Recent, highly-publicized positive drug results in horse racing have highlighted the need for reliable tests. While these were not identified as rHuEPO, preventing any illicit drug doping protects the health and safety of both horses and jockeys, and it protects the integrity of a sport that has a substantial betting culture. A case study was published reporting on two Thoroughbreds that developed anti-rHuEPO antibodies which ended up cross-reacting with endogenous EPO, decreasing erythropoiesis and causing anemia [50]. While the risk of this happening more broadly is not known, it is further motivation to deter the use of rHuEPO as a performance enhancing drug.

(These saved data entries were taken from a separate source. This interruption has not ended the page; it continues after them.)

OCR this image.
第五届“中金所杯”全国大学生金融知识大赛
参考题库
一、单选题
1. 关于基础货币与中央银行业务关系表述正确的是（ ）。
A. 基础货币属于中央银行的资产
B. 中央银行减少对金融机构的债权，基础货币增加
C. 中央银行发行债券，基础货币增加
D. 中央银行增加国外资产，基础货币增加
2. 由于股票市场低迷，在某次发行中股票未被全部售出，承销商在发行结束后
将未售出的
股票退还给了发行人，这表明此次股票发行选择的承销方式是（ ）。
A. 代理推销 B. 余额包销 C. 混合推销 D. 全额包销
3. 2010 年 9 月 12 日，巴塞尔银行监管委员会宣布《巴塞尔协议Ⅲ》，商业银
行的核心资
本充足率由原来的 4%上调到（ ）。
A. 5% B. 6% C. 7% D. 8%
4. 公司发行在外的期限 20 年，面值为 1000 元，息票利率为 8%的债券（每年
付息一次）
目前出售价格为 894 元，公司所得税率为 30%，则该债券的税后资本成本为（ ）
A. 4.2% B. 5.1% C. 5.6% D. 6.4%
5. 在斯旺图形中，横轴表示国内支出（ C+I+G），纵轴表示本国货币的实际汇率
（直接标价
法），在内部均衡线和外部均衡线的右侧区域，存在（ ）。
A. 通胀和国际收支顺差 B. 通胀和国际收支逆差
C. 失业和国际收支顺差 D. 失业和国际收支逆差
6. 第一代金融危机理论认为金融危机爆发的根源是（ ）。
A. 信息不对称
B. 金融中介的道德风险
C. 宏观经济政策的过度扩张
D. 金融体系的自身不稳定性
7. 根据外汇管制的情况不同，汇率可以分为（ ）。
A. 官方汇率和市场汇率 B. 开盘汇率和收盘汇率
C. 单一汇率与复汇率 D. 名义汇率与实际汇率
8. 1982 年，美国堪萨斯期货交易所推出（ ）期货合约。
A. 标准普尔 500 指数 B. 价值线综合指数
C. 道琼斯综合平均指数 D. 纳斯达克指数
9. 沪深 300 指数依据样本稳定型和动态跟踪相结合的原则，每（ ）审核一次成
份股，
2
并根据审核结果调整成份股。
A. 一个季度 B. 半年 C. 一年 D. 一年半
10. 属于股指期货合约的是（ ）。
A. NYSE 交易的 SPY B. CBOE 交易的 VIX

In summary, we identified two transcripts that were significantly upregulated and one transcript that was significantly downregulated by RNA-seq analysis in horses administered micro-doses of rHuEPO. The changes in C13H16orf54, PUM2 and CHTOP provide insight into the effects of rHuEPO dosing. Since these differences were not detectable via RT-qPCR, these transcripts are not suitable biomarkers of rHuEPO micro-doping. Further work is required to validate these findings and determine the optimal way to use transcriptomic data to inform micro-doping detection tests.